The emergence of COVID-19 pushed agencies to reexamine various foundational elements of their public health preparedness efforts to date, including but not limited to:
Contingency plans and whether they took into account what could happen;
Relationships with other disciplines (e.g., emergency management) and whether each stakeholder understood the others’ capabilities and capacity;
The appropriateness of all the assumptions made to date regarding public health preparedness; and
Further understanding of the nature of healthcare coalitions in a prolonged public health emergency response.
Although each of the specific facets mentioned above is significant, one area that has seen both successes and challenges is the blurring of the lines between emergency management and public health preparedness during the COVID-19 response. Typically, pandemics are the purview of public health authorities, with emergency management playing a supporting role. However, the overwhelming nature of COVID-19 combined with many atypical areas made this incident unique. Some local, regional, and state jurisdictions saw relationships begin with a lack of understanding about distinct roles and responsibilities in supply-chain management and overall incident management responsibilities.
In addition, the COVID-19 response has already seen a bolus of multiple funding streams that concentrate on critical response areas such as workforce development, necessary laboratory and epidemiological enhancements, and even data modernization. State and local health departments should take the opportunity to examine these funds and determine how to utilize them best to strengthen core public health efforts. As a result, public health agencies would be better prepared to deal with large and small emergencies and enhance their capacity for “day-to-day public health.”
People queueing to receive the COVID vaccine (Source: Baltimore County Government, December 23, 2020).
Key Questions Decision-Makers Should Ask Themselves
The events of the last two-plus years have raised multiple questions, including:
Will new and existing funding from the Centers for Disease Control and Prevention (CDC)/ASPR to state and local health departments include the lessons learned from COVID and other emergencies?
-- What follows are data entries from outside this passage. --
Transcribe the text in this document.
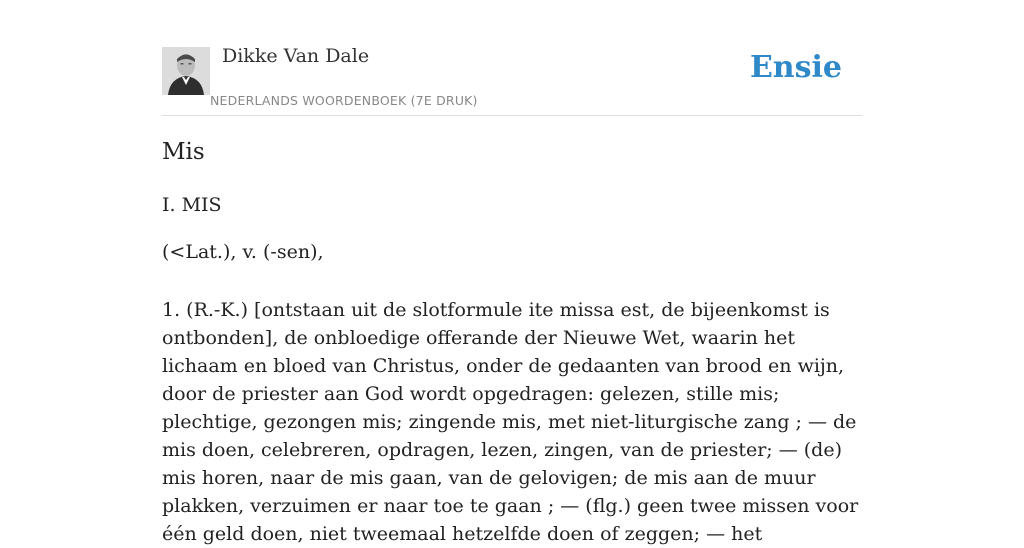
Dikke Van Dale
NEDERLANDS WOORDENBOEK (7E DRUK)
Ensie
Mis
I. MIS
(<Lat.), v. (-sen),

1. (R.-K.) [ontstaan uit de slotformule ite missa est, de bijeenkomst is ontbonden], de onbloedige offerande der Nieuwe Wet, waarin het lichaam en bloed van Christus, onder de gedaanten van brood en wijn, door de priester aan God wordt opgedragen: gelezen, stille mis; plechtige, gezongen mis; zingende mis, met niet-liturgische zang ; — de mis doen, celebreren, opdragen, lezen, zingen, van de priester; — (de) mis horen, naar de mis gaan, van de gelovigen; de mis aan de muur plakken, verzuimen er naar toe te gaan ; — (flg.) geen twee missen voor één geld doen, niet tweemaal hetzelfde doen of zeggen; — het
Will the CDC funding have a built-in response funding mechanism?
Will COVID spur the CDC to revise/modernize its preparedness capabilities?
What does the future look like for the relationship between emergency management and public health preparedness?
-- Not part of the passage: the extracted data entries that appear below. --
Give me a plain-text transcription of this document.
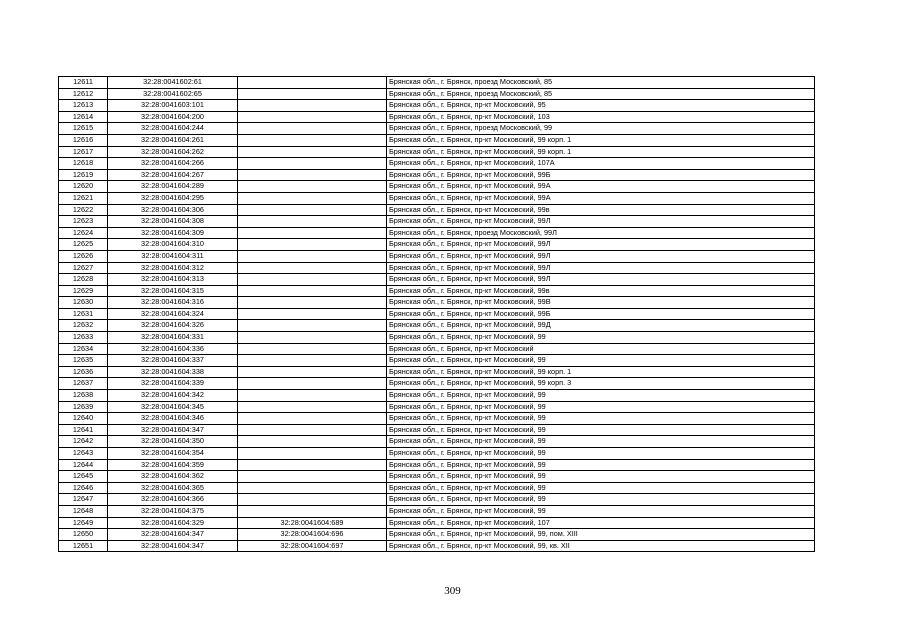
12611	32:28:0041602:61		Брянская обл., г. Брянск, проезд Московский, 85
12612	32:28:0041602:65		Брянская обл., г. Брянск, проезд Московский, 85
12613	32:28:0041603:101		Брянская обл., г. Брянск, пр-кт Московский, 95
12614	32:28:0041604:200		Брянская обл., г. Брянск, пр-кт Московский, 103
12615	32:28:0041604:244		Брянская обл., г. Брянск, проезд Московский, 99
12616	32:28:0041604:261		Брянская обл., г. Брянск, пр-кт Московский, 99 корп. 1
12617	32:28:0041604:262		Брянская обл., г. Брянск, пр-кт Московский, 99 корп. 1
12618	32:28:0041604:266		Брянская обл., г. Брянск, пр-кт Московский, 107А
12619	32:28:0041604:267		Брянская обл., г. Брянск, пр-кт Московский, 99Б
12620	32:28:0041604:289		Брянская обл., г. Брянск, пр-кт Московский, 99А
12621	32:28:0041604:295		Брянская обл., г. Брянск, пр-кт Московский, 99А
12622	32:28:0041604:306		Брянская обл., г. Брянск, пр-кт Московский, 99в
12623	32:28:0041604:308		Брянская обл., г. Брянск, пр-кт Московский, 99Л
12624	32:28:0041604:309		Брянская обл., г. Брянск, проезд Московский, 99Л
12625	32:28:0041604:310		Брянская обл., г. Брянск, пр-кт Московский, 99Л
12626	32:28:0041604:311		Брянская обл., г. Брянск, пр-кт Московский, 99Л
12627	32:28:0041604:312		Брянская обл., г. Брянск, пр-кт Московский, 99Л
12628	32:28:0041604:313		Брянская обл., г. Брянск, пр-кт Московский, 99Л
12629	32:28:0041604:315		Брянская обл., г. Брянск, пр-кт Московский, 99в
12630	32:28:0041604:316		Брянская обл., г. Брянск, пр-кт Московский, 99В
12631	32:28:0041604:324		Брянская обл., г. Брянск, пр-кт Московский, 99Б
12632	32:28:0041604:326		Брянская обл., г. Брянск, пр-кт Московский, 99Д
12633	32:28:0041604:331		Брянская обл., г. Брянск, пр-кт Московский, 99
12634	32:28:0041604:336		Брянская обл., г. Брянск, пр-кт Московский
12635	32:28:0041604:337		Брянская обл., г. Брянск, пр-кт Московский, 99
12636	32:28:0041604:338		Брянская обл., г. Брянск, пр-кт Московский, 99 корп. 1
12637	32:28:0041604:339		Брянская обл., г. Брянск, пр-кт Московский, 99 корп. 3
12638	32:28:0041604:342		Брянская обл., г. Брянск, пр-кт Московский, 99
12639	32:28:0041604:345		Брянская обл., г. Брянск, пр-кт Московский, 99
12640	32:28:0041604:346		Брянская обл., г. Брянск, пр-кт Московский, 99
12641	32:28:0041604:347		Брянская обл., г. Брянск, пр-кт Московский, 99
12642	32:28:0041604:350		Брянская обл., г. Брянск, пр-кт Московский, 99
12643	32:28:0041604:354		Брянская обл., г. Брянск, пр-кт Московский, 99
12644	32:28:0041604:359		Брянская обл., г. Брянск, пр-кт Московский, 99
12645	32:28:0041604:362		Брянская обл., г. Брянск, пр-кт Московский, 99
12646	32:28:0041604:365		Брянская обл., г. Брянск, пр-кт Московский, 99
12647	32:28:0041604:366		Брянская обл., г. Брянск, пр-кт Московский, 99
12648	32:28:0041604:375		Брянская обл., г. Брянск, пр-кт Московский, 99
12649	32:28:0041604:329	32:28:0041604:689	Брянская обл., г. Брянск, пр-кт Московский, 107
12650	32:28:0041604:347	32:28:0041604:696	Брянская обл., г. Брянск, пр-кт Московский, 99, пом. XIII
12651	32:28:0041604:347	32:28:0041604:697	Брянская обл., г. Брянск, пр-кт Московский, 99, кв. XII
309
Like many public health emergencies, COVID-19 significantly affected persons of color, under-resourced communities, and persons with disabilities. How can we ensure that future emergency preparedness planning efforts begin to focus on these areas holistically?
Will communities look to the lessons learned from COVID and move toward a greater state of resilience as opposed to focusing on response?
Decision-makers in the public health preparedness space must now analyze what went right and what did not. They need to determine which investments met their stated deliverable of making state and local health departments more prepared and which did not. They also need to determine if the existing relationships between the public health preparedness discipline and emergency management are sufficient and what to do about them if they are not. These and so many other areas require critical examination with an open mind. Now is the time for such introspection.